Sie haben im Zuge Ihrer Recherchen tiefe Einblicke in die Abläufe der Verwaltung nehmen können. Sie haben es mit hoher Politik und einem großen Wirtschaftskonzern zu tun bekommen. Hat sich dadurch etwas im Verhältnis zu unserem Staat geändert?
Klopfer: Ich sage es frei weg. Ich weiß nicht, wen ich bei der nächsten Bundestagswahl wählen soll. Sorg: Das geht mir leider nicht anders. Knecht: Zu Protestwählern werden wir sicher nicht. Aber das Vertrauen in die Politik ist tatsächlich nachhaltig zerstört.

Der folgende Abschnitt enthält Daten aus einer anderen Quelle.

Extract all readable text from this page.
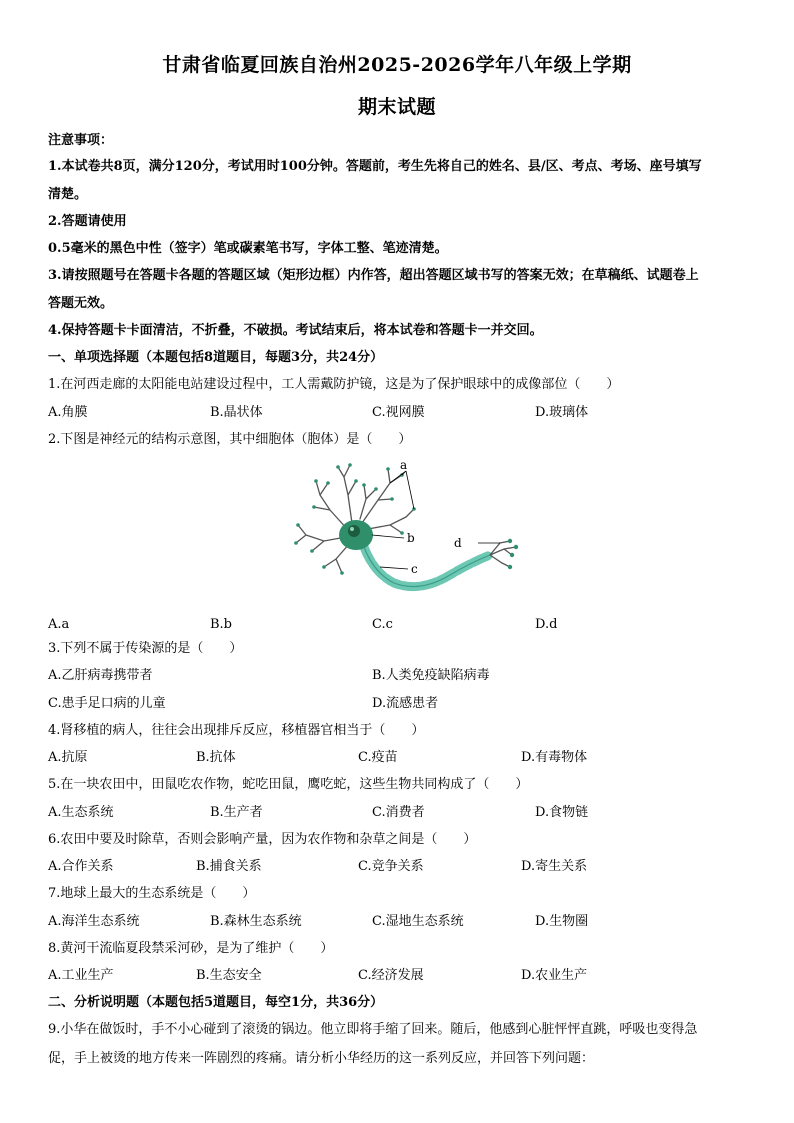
甘肃省临夏回族自治州2025-2026学年八年级上学期
期末试题
注意事项：
1.本试卷共8页，满分120分，考试用时100分钟。答题前，考生先将自己的姓名、县/区、考点、考场、座号填写
清楚。
2.答题请使用
0.5毫米的黑色中性（签字）笔或碳素笔书写，字体工整、笔迹清楚。
3.请按照题号在答题卡各题的答题区域（矩形边框）内作答，超出答题区域书写的答案无效；在草稿纸、试题卷上
答题无效。
4.保持答题卡卡面清洁，不折叠，不破损。考试结束后，将本试卷和答题卡一并交回。
一、单项选择题（本题包括8道题目，每题3分，共24分）
1.在河西走廊的太阳能电站建设过程中，工人需戴防护镜，这是为了保护眼球中的成像部位（　　）
A.角膜	B.晶状体	C.视网膜	D.玻璃体
2.下图是神经元的结构示意图，其中细胞体（胞体）是（　　）
a
b
c
d
A.a	B.b	C.c	D.d
3.下列不属于传染源的是（　　）
A.乙肝病毒携带者	B.人类免疫缺陷病毒
C.患手足口病的儿童	D.流感患者
4.肾移植的病人，往往会出现排斥反应，移植器官相当于（　　）
A.抗原	B.抗体	C.疫苗	D.有毒物体
5.在一块农田中，田鼠吃农作物，蛇吃田鼠，鹰吃蛇，这些生物共同构成了（　　）
A.生态系统	B.生产者	C.消费者	D.食物链
6.农田中要及时除草，否则会影响产量，因为农作物和杂草之间是（　　）
A.合作关系	B.捕食关系	C.竞争关系	D.寄生关系
7.地球上最大的生态系统是（　　）
A.海洋生态系统	B.森林生态系统	C.湿地生态系统	D.生物圈
8.黄河干流临夏段禁采河砂，是为了维护（　　）
A.工业生产	B.生态安全	C.经济发展	D.农业生产
二、分析说明题（本题包括5道题目，每空1分，共36分）
9.小华在做饭时，手不小心碰到了滚烫的锅边。他立即将手缩了回来。随后，他感到心脏怦怦直跳，呼吸也变得急
促，手上被烫的地方传来一阵剧烈的疼痛。请分析小华经历的这一系列反应，并回答下列问题：
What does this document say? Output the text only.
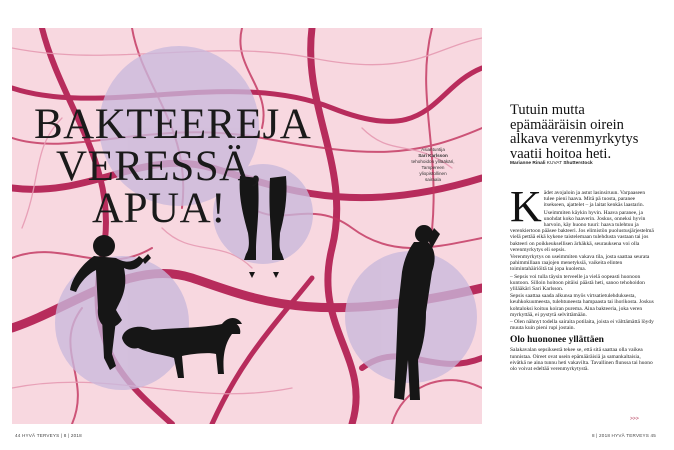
BAKTEEREJA
VERESSÄ,
APUA!
Asiantuntija
Sari Karlsson
tehohoidon ylilääkäri,
Tampereen
yliopistollinen
sairaala
Tutuin mutta
epämääräisin oirein
alkava verenmyrkytys
vaatii hoitoa heti.
Marianne Rinali KUVAT Shutterstock

Kädet avojaloin ja astut lasinsiruun. Varpaaseen tulee pieni haava. Mitä pä tuosta, paranee itsekseen, ajattelet – ja laitat kenkäs laastarin.

Useimmiten käykin hyvin. Haava paranee, ja unohdat koko haaverin. Joskus, onneksi hyvin harvoin, käy huono tuuri: haava tulehtuu ja verenkiertoon pääsee bakteeri. Jos elimistön puolustusjärjestelmä vielä pettää eikä kykene taistelemaan tulehdusta vastaan tai jos bakteeri on poikkeuksellisen ärhäkkä, seurauksena voi olla verenmyrkytys eli sepsis.

Verenmyrkytys on useimmiten vakava tila, josta saattaa seurata pahimmillaan raajojen menetyksiä, vaikeita elinten toimintahäiriöitä tai jopa kuolema.

– Sepsis voi tulla täysin terveelle ja vielä oopeasti huonoon kuntoon. Silloin hoitoon pitäisi päästä heti, sanoo tehohoidon ylilääkäri Sari Karlsson.

Sepsis saattaa saada alkunsa myös virtsatietulehduksesta, keuhkokuumeesta, tulehtuneesta hampaasta tai ihorikosta. Joskus kohtaloksi koituu koiran purema. Aina bakteeria, joka veren myrkyttää, ei pystytä selvittämään.

– Olen nähnyt todella sairaita potilaita, joista ei välttämättä löydy muuta kuin pieni rupi jostain.

Olo huononee yllättäen

Salakavalan sepsiksestä tekee se, että sitä saattaa olla vaikea tunnistaa. Oireet ovat usein epämääräisiä ja samankaltaisia, eivätkä ne aina tunnu heti vakavilta. Tavallinen flunssa tai huono olo voivat edeltää verenmyrkytystä.

>>>
44 HYVÄ TERVEYS | 8 | 2018	8 | 2018 HYVÄ TERVEYS 45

Hoffmann: Ich finde, dass unser Einsatz eigentlich ein gutes Lehrstück für gelebte Demokratie gegenüber einer Obrigkeit ist, die den Bürger völlig aus dem Blick verloren hat. Aber immerhin: Wir können uns wenigstens noch wehren, erhalten auch Akteneinsicht, können Verantwortliche befragen und wir können klagen. In vielen Staaten dieser Welt hätte man uns längst mundtot gemacht.

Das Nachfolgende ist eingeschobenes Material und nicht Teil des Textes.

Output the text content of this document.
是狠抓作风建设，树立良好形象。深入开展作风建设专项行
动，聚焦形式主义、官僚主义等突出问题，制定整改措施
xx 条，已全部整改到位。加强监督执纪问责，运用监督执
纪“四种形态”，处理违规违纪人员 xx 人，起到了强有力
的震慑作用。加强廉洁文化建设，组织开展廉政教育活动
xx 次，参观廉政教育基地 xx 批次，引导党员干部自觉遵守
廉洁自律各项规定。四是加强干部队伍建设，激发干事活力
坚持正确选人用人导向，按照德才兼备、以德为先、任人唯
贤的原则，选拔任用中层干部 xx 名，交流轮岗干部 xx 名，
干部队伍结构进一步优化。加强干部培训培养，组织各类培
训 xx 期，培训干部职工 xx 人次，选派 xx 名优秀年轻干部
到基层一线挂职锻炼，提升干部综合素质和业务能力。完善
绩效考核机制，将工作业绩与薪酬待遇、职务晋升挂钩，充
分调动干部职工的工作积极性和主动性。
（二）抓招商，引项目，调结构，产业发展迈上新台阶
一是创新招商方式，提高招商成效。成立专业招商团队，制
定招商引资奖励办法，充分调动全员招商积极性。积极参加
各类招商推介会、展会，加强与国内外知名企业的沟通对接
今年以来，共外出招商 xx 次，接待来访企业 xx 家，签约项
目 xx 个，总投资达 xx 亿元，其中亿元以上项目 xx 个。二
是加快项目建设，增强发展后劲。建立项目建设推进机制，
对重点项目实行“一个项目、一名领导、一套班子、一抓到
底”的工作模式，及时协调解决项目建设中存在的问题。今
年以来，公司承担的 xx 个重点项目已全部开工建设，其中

„Je tiefer und intensiver wir in die Materie eingestiegen sind, um so mehr Lumpereien und Tricksereien sind uns begegnet.“Hermann Sorg. „Mit so viel Widerstand in einer so kleinen Gemeinde hatten sie alle ganz offenbar nicht gerechnet.“Bernd Klopfer.
Knecht: Da hast Du Recht. Ich würde mich garantiert auch noch mehr ärgern, wenn die Dinger in dieser Nähe gebaut werden und ich nichts dagegen unternommen hätte. Trotzdem ist es frustrierend, dass trotz unserer Einwände auf der Windparkbaustelle bereits Fakten geschaffen werden.
Glauben Sie, dass andere Gemeinden von Ihrem Kampf profitieren werden?
Klopfer: Davon bin ich überzeugt. Projektierer und vor allem die Behörden werden künftig deutlich vorsichtiger sein. Mit so viel Widerstand in einer so kleinen Gemeinde hatten sie alle ganz offenbar nicht gerechnet.